● 13年12月02日 ひょうきん弁護士
ひょうきん弁護士2 №66 くどく しつこく いやらしく①
弁護団は二つの方法をとる以外に道はなかった。
ひとつは警察官同士の証言の矛盾を徹底して突き、その中から警察官が嘘をついていることを明らかにすることであった。もうひとつは裁判所が認定した事実から警察官が嘘をついていることを明らかにすることであった。

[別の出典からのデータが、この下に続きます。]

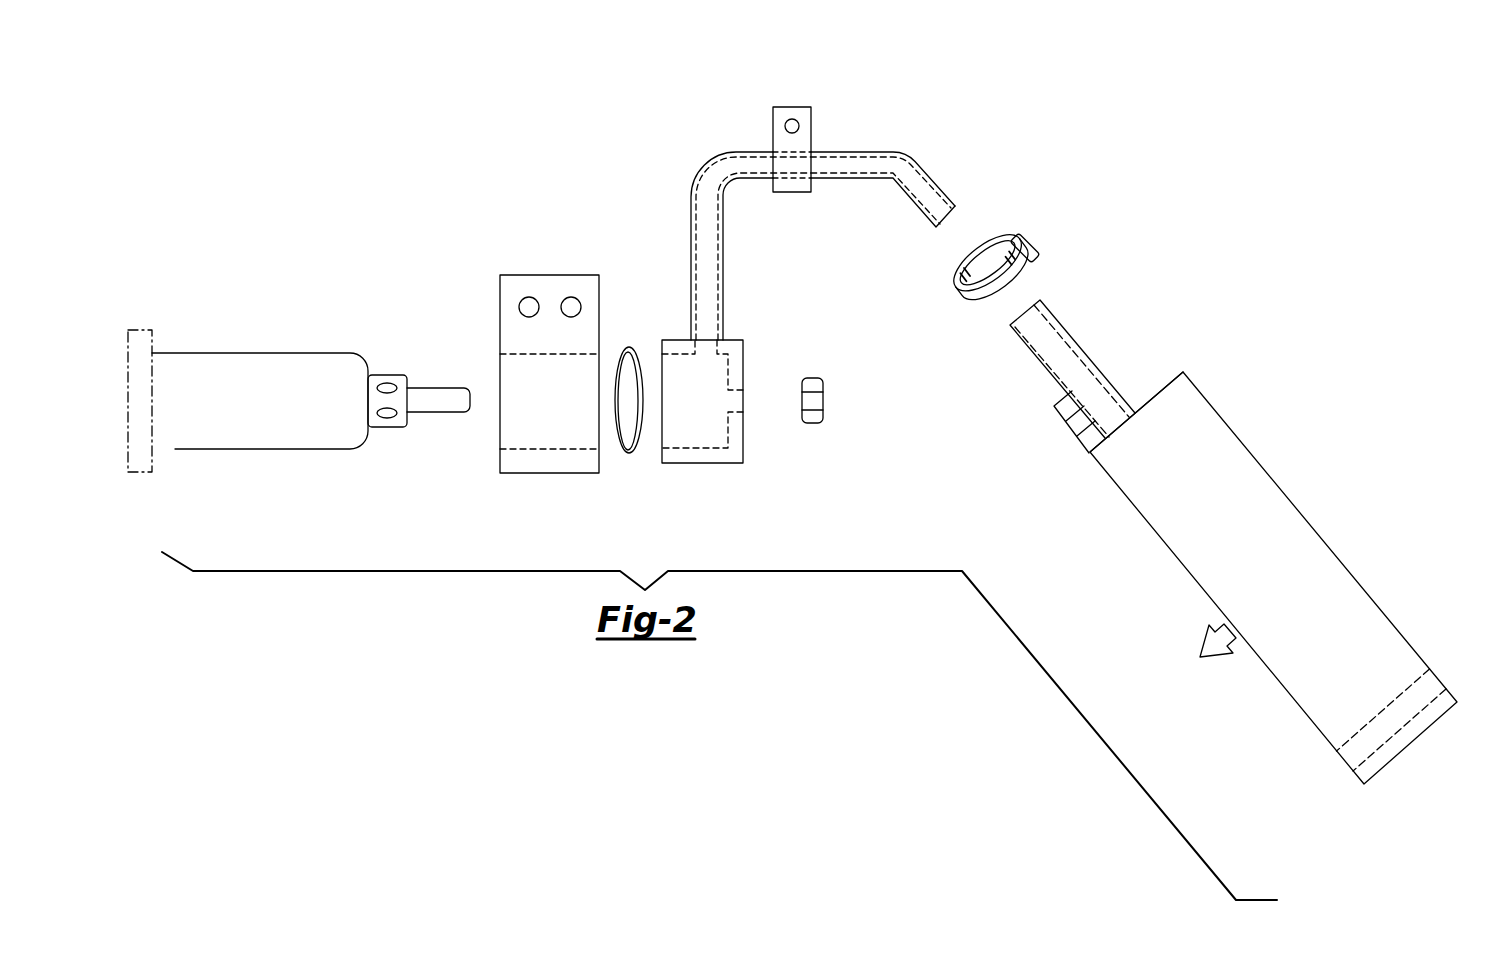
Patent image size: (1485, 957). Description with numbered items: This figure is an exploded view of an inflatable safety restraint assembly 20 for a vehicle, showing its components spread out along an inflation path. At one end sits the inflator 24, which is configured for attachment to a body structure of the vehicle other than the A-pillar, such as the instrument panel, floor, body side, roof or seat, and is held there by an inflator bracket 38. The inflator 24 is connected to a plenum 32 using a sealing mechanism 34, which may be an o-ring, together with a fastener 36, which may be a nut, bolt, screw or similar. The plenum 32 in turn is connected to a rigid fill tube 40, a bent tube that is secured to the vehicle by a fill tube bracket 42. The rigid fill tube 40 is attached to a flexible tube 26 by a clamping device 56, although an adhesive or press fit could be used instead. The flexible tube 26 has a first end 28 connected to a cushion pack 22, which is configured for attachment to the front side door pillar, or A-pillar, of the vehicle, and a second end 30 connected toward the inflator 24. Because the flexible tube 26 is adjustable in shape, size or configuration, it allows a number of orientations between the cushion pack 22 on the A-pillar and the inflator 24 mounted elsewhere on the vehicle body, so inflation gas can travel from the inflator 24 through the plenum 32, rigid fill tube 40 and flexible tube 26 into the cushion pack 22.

The inflatable safety restraint assembly 20 is at (382, 212).
The cushion pack 22 is at (1245, 478).
The inflator 24 is at (256, 378).
The flexible tube 26 is at (1090, 350).
The first end 28 is at (1138, 406).
The second end 30 is at (1048, 300).
The plenum 32 is at (691, 432).
The sealing mechanism 34 is at (631, 349).
The fastener 36 is at (812, 416).
The inflator bracket 38 is at (515, 338).
The rigid fill tube 40 is at (713, 165).
The fill tube bracket 42 is at (810, 125).
The clamping device 56 is at (1033, 244).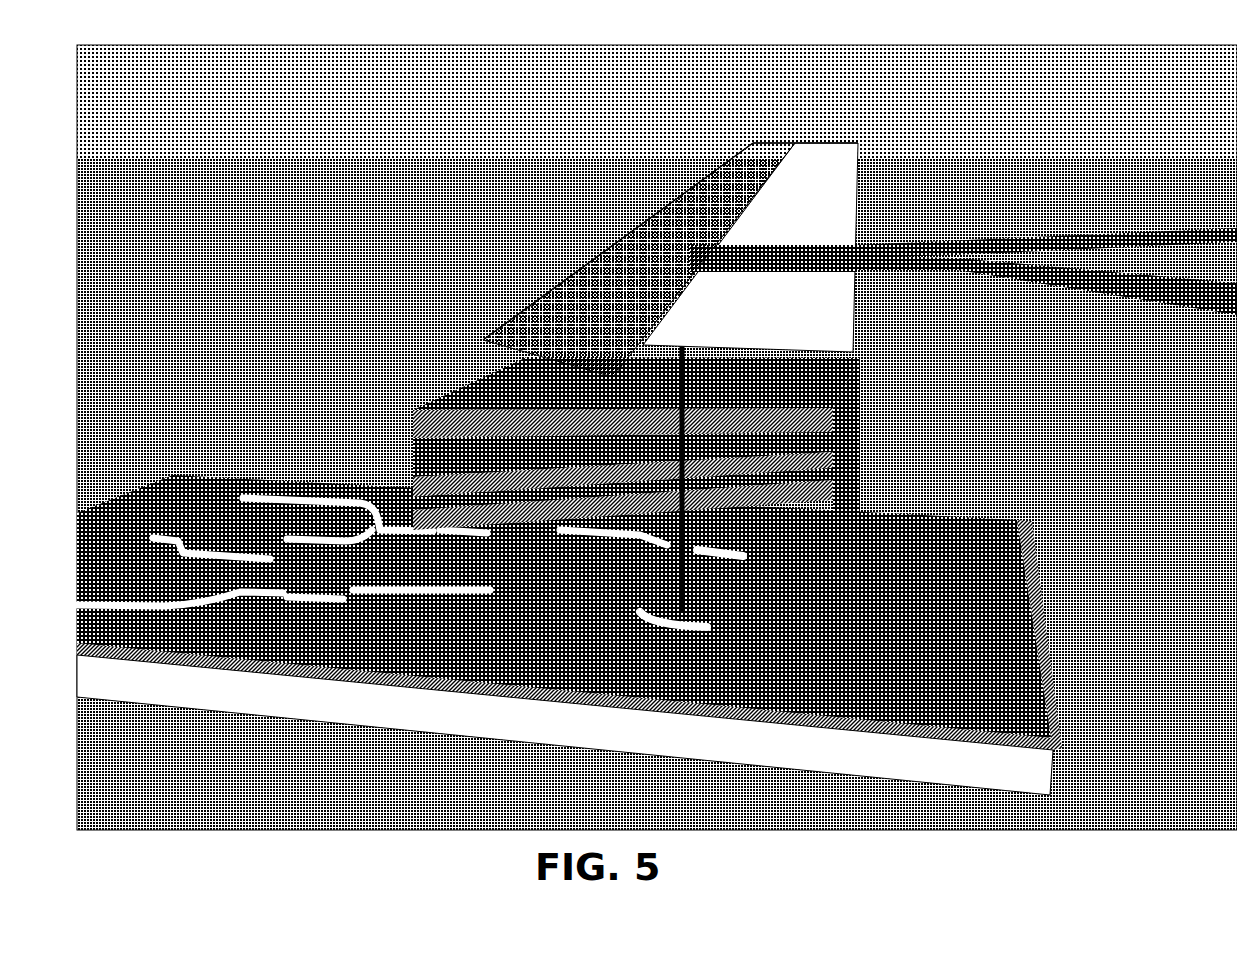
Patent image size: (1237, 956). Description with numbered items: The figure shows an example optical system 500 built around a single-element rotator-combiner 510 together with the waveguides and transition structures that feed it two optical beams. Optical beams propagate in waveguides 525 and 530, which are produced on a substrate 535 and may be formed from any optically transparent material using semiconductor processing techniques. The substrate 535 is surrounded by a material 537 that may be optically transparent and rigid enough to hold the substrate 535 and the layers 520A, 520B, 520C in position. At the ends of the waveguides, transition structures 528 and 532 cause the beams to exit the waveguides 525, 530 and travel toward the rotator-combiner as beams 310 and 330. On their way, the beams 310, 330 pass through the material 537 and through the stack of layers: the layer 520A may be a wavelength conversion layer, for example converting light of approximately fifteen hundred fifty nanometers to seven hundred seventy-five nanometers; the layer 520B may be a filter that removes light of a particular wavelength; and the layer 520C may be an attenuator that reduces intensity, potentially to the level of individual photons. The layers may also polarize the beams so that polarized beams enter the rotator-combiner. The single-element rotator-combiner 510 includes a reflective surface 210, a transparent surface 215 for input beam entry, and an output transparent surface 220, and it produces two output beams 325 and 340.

The optical system 500 is at (727, 33).
The material 537 is at (337, 196).
The single-element rotator-combiner 510 is at (787, 136).
The transparent surface 220 is at (830, 182).
The reflective surface 210 is at (660, 215).
The output beam 340 is at (966, 238).
The output beam 325 is at (946, 289).
The transparent surface 215 is at (502, 351).
The attenuator layer 520C is at (864, 378).
The filter layer 520B is at (864, 412).
The wavelength conversion layer 520A is at (864, 450).
The beam 330 is at (722, 539).
The transition structure 532 is at (729, 557).
The transition structure 528 is at (692, 626).
The beam 310 is at (670, 590).
The waveguide 525 is at (384, 598).
The waveguide 530 is at (484, 534).
The substrate 535 is at (1022, 772).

3名の警察官のうちの最高責任者高尾健二警備課長に対する尋問は、1985年(昭和60年)12月17日から1988年(昭和63年)10月18日まで約3年間で実に12回(一回2時間)にわたって行われた。合計で丸1日24時間の尋問である。おそらく一人の証人に対する最長の尋問時間の記録であろう。
高尾証人に対しては、芦屋派出所に川上を連れ込むまでの行動について詳細に尋問した。裁判所は「事件は派出所の中で発生しているのだから、早く派出所の中での事件の内容について尋問してください」と再三にわたり介入してきた。
だが弁護団は、これに従わなかった。派出所の中で行われたことは川上の主張と警察の主張ははじめから相反しており、この密室で行われたことをいくら追及しても警察官が本当のことを言うとは思えなかったからである。それよりも、派出所に連れ込んだことの不自然さを追及することの方が警察の嘘を暴くためには重要だった。
高尾証人と部下2人は、夜中の2時過ぎにたまたま一時停止違反をした日本共産党員川上を発見したという。こんな偶然があるはずがない。警備警察はこの日、川上を芦屋派出所に連れ込んでスパイ強要をしようと、当初から計画していたに違いないのである。彼らは間違いなく嘘をついている。
弁護団は3名の警察官がその日何をして何をしなかったのかを詳細に尋問し、彼らがその日にした行為をひとつひとつ確定していった。次にそれらの行為が警備警察や警察官がとるべき方策を書いたさまざまな法律や文献、常識に反していることを徹底的に追及したのである。